As shown in FIG. 3, the nozzle 60 may further include one or more removable inserts 74 in one or more orifices 66. The removable inserts 74 may have various internal diameters corresponding to various reactivity levels in the fuel. In particular embodiments, the removable inserts 74 may comprise a solid insert that serves as a plug to completely block fuel flow through an individual orifice 66. In this manner, the removable inserts 74 may be installed in each orifice 66 or a subset of orifices 66 to reduce the effective cross sectional area of the orifices 66, thereby reducing the flow rate of fuel from the cavity 64, through the orifices 66, and into the combustion chamber 24. When desired, the removable inserts 74 may be removed from the orifices 66 so that the effective cross sectional area of the orifices 66 is maximized, thereby increasing the flow rate of fuel from the cavity 64, through the orifices 66, and into the combustion chamber 24.

FIGS. 4, 5, and 6 provide perspective views of removable inserts according to alternate embodiments of the present invention. For example, the removable insert 74 shown in FIG. 4 includes a smooth inner surface 76 and a threaded outer surface 78 that allows the removable insert 74 may be threaded into or out of the orifice 66. The removable insert 80 shown in FIG. 5 includes a smooth outer surface 82 and a grooved or rifled inner surface 84. The removable insert 86 shown in FIG. 6 similarly includes a smooth outer surface 82 with turbulators 88 on the inner surface. In this manner, the removable inserts 80, 86 shown in FIG. 5 or 6 may be press fit into the orifice 66, and the grooved inner surface 84 or turbulators 88 on the inner surface enhances swirling, acceleration, and/or mixing of fuel flowing through the removable inserts 80, 86.

The embodiment of the nozzle 60 shown and described with respect to FIGS. 3, 4, 5, and 6 thus provides several advantages over existing designs.

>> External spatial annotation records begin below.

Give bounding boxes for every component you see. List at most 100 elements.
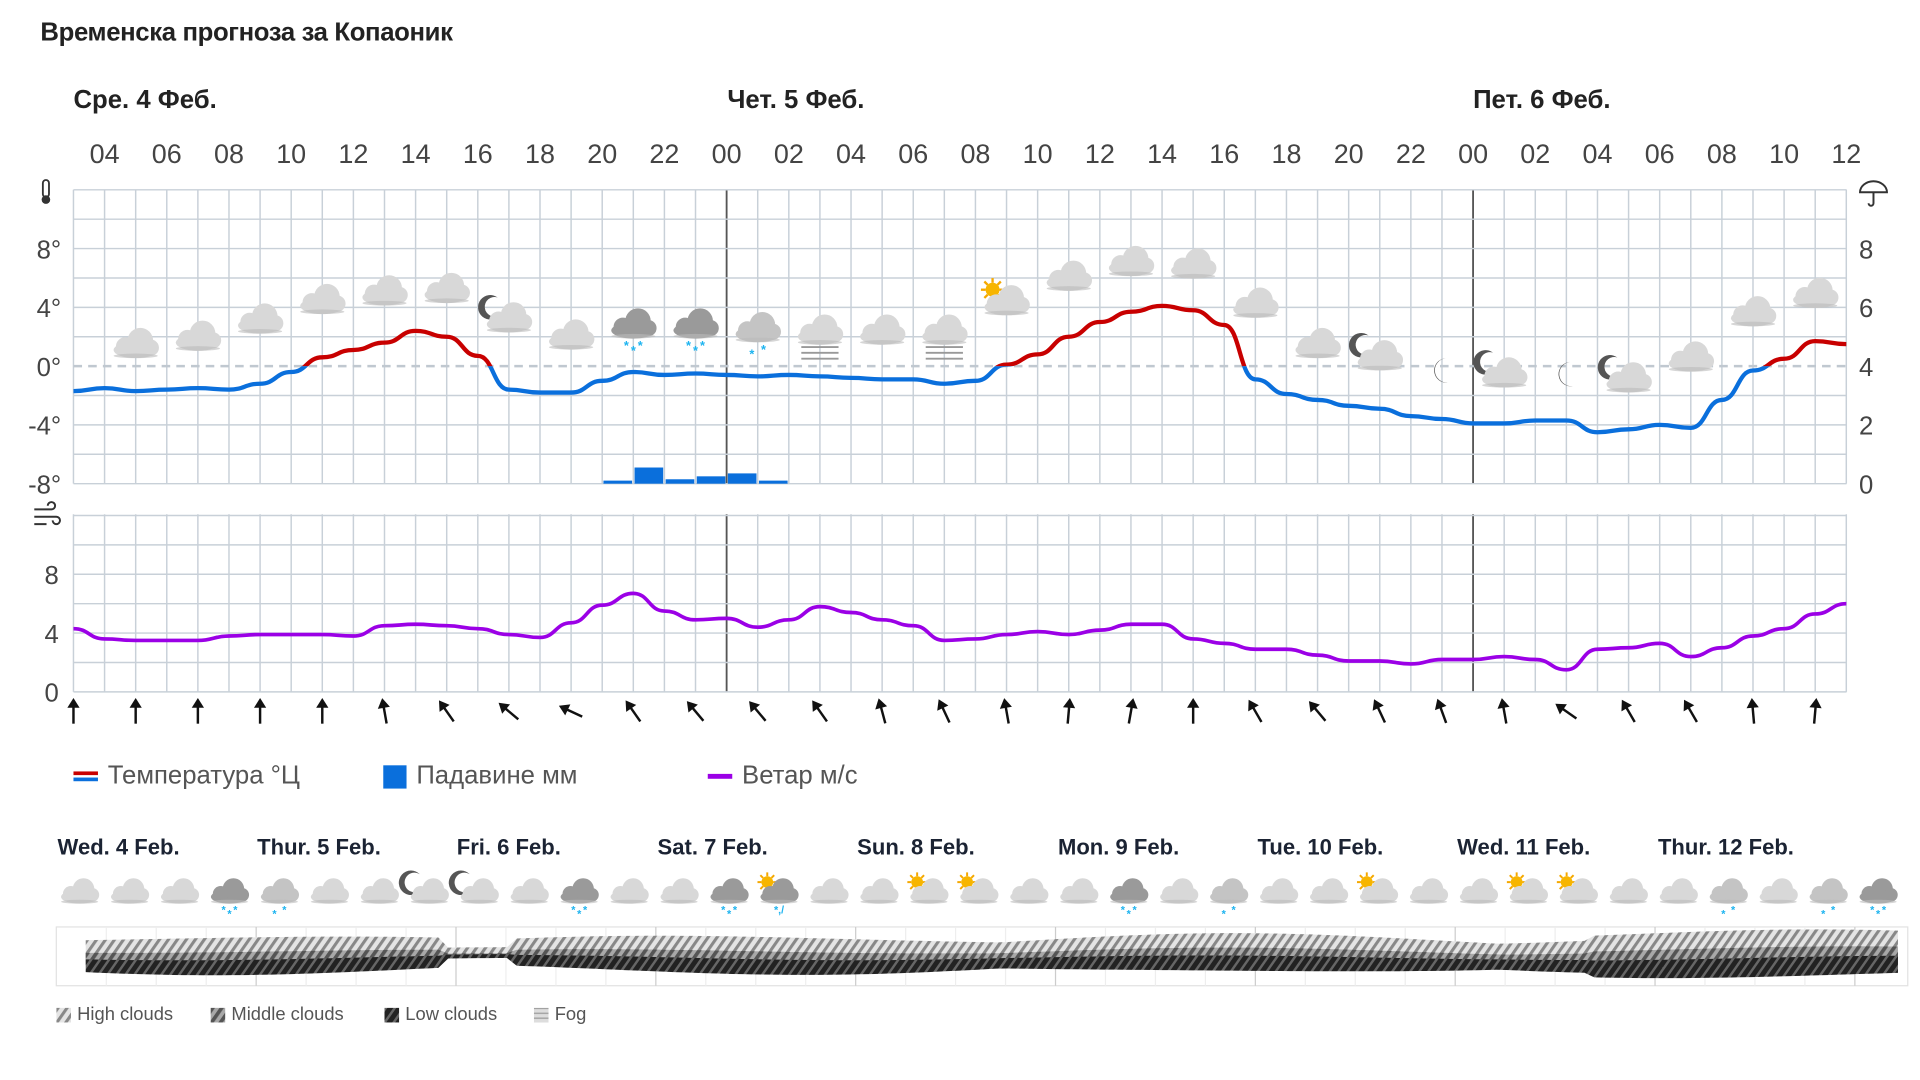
cloud-icon: [1160, 878, 1199, 904]
svg-text:*: *: [1821, 908, 1826, 920]
svg-text:*: *: [1127, 908, 1132, 920]
wind-direction-arrow-icon: [67, 697, 80, 724]
y-tick-label-temp: 0°: [37, 354, 62, 382]
svg-text:*: *: [686, 338, 691, 353]
x-tick-label: 06: [152, 139, 182, 169]
sun-cloud-icon: [980, 278, 1030, 316]
cloud-icon: [424, 272, 470, 304]
snow-dark-icon: * * *: [673, 308, 719, 358]
precip-bar: [727, 473, 757, 484]
snow-icon: * *: [1709, 878, 1748, 920]
cloud-icon: [1668, 341, 1715, 372]
svg-text:*: *: [583, 904, 588, 916]
snow-icon: * *: [735, 312, 781, 362]
x-tick-label: 14: [1147, 139, 1177, 169]
cloud-icon: [1108, 245, 1155, 277]
svg-text:*: *: [282, 904, 287, 916]
cloud-icon: [1793, 277, 1839, 308]
svg-text:*: *: [749, 347, 754, 362]
cloud-icon: [175, 320, 222, 351]
y-tick-label-precip: 4: [1859, 354, 1873, 382]
y-tick-label-temp: -8°: [28, 471, 61, 499]
low-clouds-area: [85, 954, 1898, 979]
snow-dark-icon: * * *: [1110, 878, 1149, 920]
svg-text:*: *: [624, 338, 629, 353]
snow-icon: * *: [260, 878, 300, 920]
snow-icon: * *: [1210, 878, 1249, 920]
x-tick-label: 18: [525, 139, 555, 169]
temperature-swatch: [73, 771, 98, 782]
cloud-icon: [510, 878, 549, 904]
cloud-icon: [660, 878, 699, 904]
wind-direction-arrow-icon: [999, 698, 1012, 724]
svg-text:*: *: [1133, 904, 1138, 916]
cloud-icon: [1409, 878, 1449, 904]
moon-cloud-icon: [398, 870, 449, 904]
legend-high-clouds: High clouds: [56, 1004, 173, 1025]
week-day-label: Mon. 9 Feb.: [1057, 835, 1180, 860]
cloud-icon: [1260, 878, 1299, 904]
wind-direction-arrow-icon: [129, 697, 142, 724]
x-tick-label: 04: [1583, 139, 1613, 169]
y-tick-label-temp: 4°: [37, 295, 62, 323]
wind-direction-arrow-icon: [253, 697, 267, 724]
sun-cloud-icon: [957, 872, 999, 904]
svg-text:*: *: [221, 904, 226, 916]
svg-text:*: *: [631, 343, 636, 358]
wind-direction-arrow-icon: [1248, 699, 1263, 723]
cloud-icon: [1060, 878, 1099, 904]
wind-direction-arrow-icon: [558, 704, 583, 718]
legend-precipitation[interactable]: Падавине мм: [383, 762, 577, 791]
y-tick-label-precip: 2: [1859, 413, 1873, 441]
svg-text:*: *: [693, 343, 698, 358]
cloud-icon: [60, 878, 100, 904]
wind-direction-arrow-icon: [1621, 699, 1636, 723]
day-label-thu: Чет. 5 Феб.: [727, 85, 865, 114]
x-tick-label: 12: [1831, 139, 1861, 169]
x-tick-label: 18: [1271, 139, 1301, 169]
precip-bar: [634, 467, 664, 484]
y-tick-label-wind: 8: [44, 562, 58, 590]
wind-direction-arrow-icon: [1683, 699, 1698, 723]
wind-direction-arrow-icon: [1809, 698, 1822, 724]
cloud-icon: [1233, 287, 1279, 318]
x-tick-label: 08: [1707, 139, 1737, 169]
week-day-label: Thur. 5 Feb.: [257, 835, 381, 860]
moon-cloud-icon: [1597, 355, 1652, 393]
y-tick-label-precip: 6: [1859, 295, 1873, 323]
svg-text:*: *: [721, 904, 726, 916]
x-tick-label: 02: [774, 139, 804, 169]
svg-text:*: *: [227, 908, 232, 920]
wind-direction-arrow-icon: [377, 698, 390, 724]
week-day-label: Sat. 7 Feb.: [657, 835, 768, 860]
week-day-label: Fri. 6 Feb.: [456, 835, 561, 860]
legend-temperature[interactable]: Температура °Ц: [73, 762, 300, 791]
wind-direction-arrow-icon: [1434, 698, 1448, 724]
cloud-icon: [1659, 878, 1698, 904]
sun-sleet-icon: *,/: [757, 872, 799, 916]
wind-direction-arrow-icon: [812, 700, 828, 723]
sun-cloud-icon: [1556, 872, 1598, 904]
temperature-line-below-zero: [73, 366, 1771, 435]
x-tick-label: 00: [712, 139, 742, 169]
legend-wind[interactable]: Ветар м/с: [707, 762, 858, 791]
wind-direction-arrow-icon: [498, 702, 520, 721]
svg-text:*: *: [577, 908, 582, 920]
svg-text:*: *: [733, 904, 738, 916]
svg-text:*: *: [272, 908, 277, 920]
x-tick-label: 02: [1520, 139, 1550, 169]
svg-text:*: *: [727, 908, 732, 920]
x-tick-label: 00: [1458, 139, 1488, 169]
middle-clouds-swatch: [210, 1007, 226, 1022]
day-label-fri: Пет. 6 Феб.: [1473, 85, 1611, 114]
cloud-icon: [360, 878, 399, 904]
sun-cloud-icon: [1506, 872, 1549, 904]
svg-text:*,/: *,/: [774, 904, 784, 916]
svg-text:*: *: [1231, 904, 1236, 916]
svg-text:*: *: [638, 338, 643, 353]
snow-dark-icon: * * *: [611, 308, 657, 358]
cloud-icon: [160, 878, 200, 904]
wind-direction-arrow-icon: [316, 697, 329, 724]
x-tick-label: 04: [90, 139, 120, 169]
cloud-icon: [860, 878, 899, 904]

For example, a customer may determine a reactivity of the fuel and readily adjust the flow rate of fuel through the nozzle 60 by installing or removing one or more removable inserts 74 from one or more orifices 66. In this manner, the customer may adjust the effective cross sectional area of the orifices 66 in the nozzle 60 based on the reactivity of the fuel. As a result, the customer does not have to maintain an inventory of substitute nozzles and may instead switch between fuel types or fuels having different reactivity levels without replacing the nozzle.

This written description uses examples to disclose the invention, including the best mode, and also to enable any person skilled in the art to practice the invention, including making and using any devices or systems and performing any incorporated methods. The patentable scope of the invention is defined by the claims, and may include other examples that occur to those skilled in the art. Such other and examples are intended to be within the scope of the claims if they include structural elements that do not differ from the literal language of the claims, or if they include equivalent structural elements with insubstantial differences from the literal languages of the claims.